In the analysis of 176,000 women participating in longitudinal trials in England, Italy, the Netherlands and Sweden, the overall detection rate was found to be higher in those women who had been tested for HPV compared to those who had smear tests. Study participants were followed for an average of 6.5 years following their HPV or cytology test. 107 invasive cervical carcinomas (cancers) were identified.
The study recommends HPV testing being used as a primary screening tool for cervical cancer and highlights the potential economies of scale in replacing the 3 yearly smear test with a 5 yearly HPV test – increasing accuracy, reducing costs.
In the UK, only women who have been identified with abnormal cytology results have an HPV test. The HPV test is not currently a primary screening tool.
Invasive cervical cancer is a cancer that spreads from the surface of the cervix to tissue deeper in the cervix or other parts of the body. The American Cancer Society predicts that in 2013 as many as 12,340 new cases of invasive cervical cancer will be diagnosed and 4,030 women will die from cervical cancer.
HPV “V” Cytology
There was no difference in the accuracy of HPV and cytology tests within the the first 2.5 years after the HPV screen or smear test.
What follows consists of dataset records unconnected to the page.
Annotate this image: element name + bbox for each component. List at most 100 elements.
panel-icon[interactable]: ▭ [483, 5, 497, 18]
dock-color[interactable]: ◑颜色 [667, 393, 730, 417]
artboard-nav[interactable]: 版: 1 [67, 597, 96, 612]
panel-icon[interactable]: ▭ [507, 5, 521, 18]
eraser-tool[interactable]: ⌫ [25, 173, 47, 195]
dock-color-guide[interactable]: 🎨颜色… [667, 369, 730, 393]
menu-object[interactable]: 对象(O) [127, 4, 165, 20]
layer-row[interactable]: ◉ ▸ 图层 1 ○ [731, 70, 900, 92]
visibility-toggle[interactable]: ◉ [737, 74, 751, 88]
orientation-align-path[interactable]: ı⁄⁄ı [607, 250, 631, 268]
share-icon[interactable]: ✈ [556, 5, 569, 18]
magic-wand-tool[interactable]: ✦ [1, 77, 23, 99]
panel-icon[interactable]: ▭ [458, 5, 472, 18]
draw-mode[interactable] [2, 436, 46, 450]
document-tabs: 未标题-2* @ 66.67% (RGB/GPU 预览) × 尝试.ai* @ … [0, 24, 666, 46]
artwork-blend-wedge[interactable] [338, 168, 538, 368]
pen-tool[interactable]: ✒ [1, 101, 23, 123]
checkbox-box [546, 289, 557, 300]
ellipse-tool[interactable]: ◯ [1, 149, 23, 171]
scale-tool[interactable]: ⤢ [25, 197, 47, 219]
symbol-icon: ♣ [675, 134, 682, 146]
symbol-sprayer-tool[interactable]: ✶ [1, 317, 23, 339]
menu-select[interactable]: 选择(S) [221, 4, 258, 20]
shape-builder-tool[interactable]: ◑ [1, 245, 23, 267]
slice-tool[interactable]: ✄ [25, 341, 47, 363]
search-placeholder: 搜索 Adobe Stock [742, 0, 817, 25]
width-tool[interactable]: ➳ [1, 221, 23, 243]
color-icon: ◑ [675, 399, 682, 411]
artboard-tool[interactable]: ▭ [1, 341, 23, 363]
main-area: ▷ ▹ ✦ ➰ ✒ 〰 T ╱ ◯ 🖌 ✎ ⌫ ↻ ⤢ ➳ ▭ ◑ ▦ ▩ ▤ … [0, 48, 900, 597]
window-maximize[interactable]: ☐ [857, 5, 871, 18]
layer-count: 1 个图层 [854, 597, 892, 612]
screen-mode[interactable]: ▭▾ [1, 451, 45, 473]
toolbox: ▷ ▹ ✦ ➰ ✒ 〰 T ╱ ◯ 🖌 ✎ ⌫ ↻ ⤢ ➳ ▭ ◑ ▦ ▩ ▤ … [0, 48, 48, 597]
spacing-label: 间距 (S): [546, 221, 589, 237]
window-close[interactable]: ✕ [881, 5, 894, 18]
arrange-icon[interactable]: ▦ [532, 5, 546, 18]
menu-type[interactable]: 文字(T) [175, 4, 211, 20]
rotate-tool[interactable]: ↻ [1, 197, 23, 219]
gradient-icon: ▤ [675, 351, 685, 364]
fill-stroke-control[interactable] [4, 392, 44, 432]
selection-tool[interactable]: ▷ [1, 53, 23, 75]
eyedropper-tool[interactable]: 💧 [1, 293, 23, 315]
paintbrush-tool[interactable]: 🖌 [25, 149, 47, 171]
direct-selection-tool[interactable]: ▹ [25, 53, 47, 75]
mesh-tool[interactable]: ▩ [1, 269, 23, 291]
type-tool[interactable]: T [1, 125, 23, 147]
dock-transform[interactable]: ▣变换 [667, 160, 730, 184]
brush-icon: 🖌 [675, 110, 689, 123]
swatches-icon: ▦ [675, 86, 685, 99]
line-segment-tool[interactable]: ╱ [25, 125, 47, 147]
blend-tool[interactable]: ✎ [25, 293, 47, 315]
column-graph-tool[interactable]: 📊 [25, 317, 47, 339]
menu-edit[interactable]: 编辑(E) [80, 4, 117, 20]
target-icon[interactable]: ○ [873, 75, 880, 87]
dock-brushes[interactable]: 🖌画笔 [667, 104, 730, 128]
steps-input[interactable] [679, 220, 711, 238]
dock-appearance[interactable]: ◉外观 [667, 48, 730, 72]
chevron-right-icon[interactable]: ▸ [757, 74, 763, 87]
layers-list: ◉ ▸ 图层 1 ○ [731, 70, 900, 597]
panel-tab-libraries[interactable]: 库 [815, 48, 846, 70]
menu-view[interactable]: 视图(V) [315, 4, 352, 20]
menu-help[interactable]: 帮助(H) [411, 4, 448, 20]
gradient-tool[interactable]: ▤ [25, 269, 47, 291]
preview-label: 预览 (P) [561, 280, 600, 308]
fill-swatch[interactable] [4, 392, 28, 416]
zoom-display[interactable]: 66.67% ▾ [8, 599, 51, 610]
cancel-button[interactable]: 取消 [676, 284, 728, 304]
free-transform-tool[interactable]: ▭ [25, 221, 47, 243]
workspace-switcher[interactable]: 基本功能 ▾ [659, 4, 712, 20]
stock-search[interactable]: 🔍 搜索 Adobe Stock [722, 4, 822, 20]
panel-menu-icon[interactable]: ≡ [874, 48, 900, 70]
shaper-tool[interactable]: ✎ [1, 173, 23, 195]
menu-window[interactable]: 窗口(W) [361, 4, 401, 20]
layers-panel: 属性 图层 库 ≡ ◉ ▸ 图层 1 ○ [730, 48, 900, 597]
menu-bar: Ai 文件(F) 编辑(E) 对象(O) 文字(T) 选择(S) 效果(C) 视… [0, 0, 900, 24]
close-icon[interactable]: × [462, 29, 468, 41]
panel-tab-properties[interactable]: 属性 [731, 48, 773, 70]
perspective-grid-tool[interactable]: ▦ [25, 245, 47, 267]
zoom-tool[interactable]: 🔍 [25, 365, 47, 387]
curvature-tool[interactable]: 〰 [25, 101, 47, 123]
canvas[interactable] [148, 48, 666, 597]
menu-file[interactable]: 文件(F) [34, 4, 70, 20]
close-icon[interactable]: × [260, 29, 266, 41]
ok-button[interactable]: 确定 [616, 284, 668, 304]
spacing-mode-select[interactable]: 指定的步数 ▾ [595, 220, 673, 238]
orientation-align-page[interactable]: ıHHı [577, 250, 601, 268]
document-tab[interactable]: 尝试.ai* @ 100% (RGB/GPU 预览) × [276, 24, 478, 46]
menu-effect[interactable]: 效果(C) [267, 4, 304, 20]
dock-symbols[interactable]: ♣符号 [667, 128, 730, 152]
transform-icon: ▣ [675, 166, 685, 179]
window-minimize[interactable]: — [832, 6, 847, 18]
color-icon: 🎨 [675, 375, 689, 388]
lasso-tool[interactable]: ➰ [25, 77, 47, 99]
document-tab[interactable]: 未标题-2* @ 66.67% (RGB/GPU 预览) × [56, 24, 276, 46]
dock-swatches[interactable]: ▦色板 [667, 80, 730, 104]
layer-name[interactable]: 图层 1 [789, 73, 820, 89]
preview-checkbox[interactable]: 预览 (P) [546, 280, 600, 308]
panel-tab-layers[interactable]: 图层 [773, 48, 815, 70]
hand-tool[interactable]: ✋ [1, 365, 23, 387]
After a period of 3.5 years, the detection rates differed significantly between HPV and the smear test, even more so after 5.5 years.
After an initial negative smear test the cumulative incidence of invasive cervical cancer was
- 15.4 per 100000 women after 3.5 years
- 36 per 100 000 after 5.5 years
Among women who had a negative HPV test the cumulative incidence of invasive cervical cancer was
- 4.6 per 100 000 after 3.5 years
- 8.7 per 100 000 after 5.5 years
Lead researcher, Guglielmo Ronco from Italy’s Center for Cancer Epidemiology and Prevention, said,
Our analysis shows that HPV based screening appears to prevent more invasive cervical cancers than does cytology, and on this basis we recommend implementation of HPV based cervical screening with triage from age 30 years at intervals of at least five years.
Margaret Stanley, professor of epithelial biology at the University of Cambridge, added that because HPV DNA testing was more sensitive than the smear test, more women were directed to colposcopy and more pre-cancers were detected and treated and more invasive cancers prevented.
However, she noted that smear tests would remain the primary screening test in the UK until the current cohort of women who have had the HPV vaccine come through.
Vaccination against HPV has been available in the UK for girls aged 12-13 years since 2008.
In a commentary on the analysis, Sandra Isidean and Eduardo Franco of McGill University commented,
The future of cervical cancer screening in high-resource settings will most probably incorporate primary HPV testing, a science-driven change in strategy that particularly befits the post-HPV vaccination era.
When the vaccinated cohorts reach screening age—25 in England—then HPV testing will have to be the screening method, since most of the dangerous pre cancers caused by HPV16 and 18 will have been prevented, and the Pap smear test will lose its specificity.”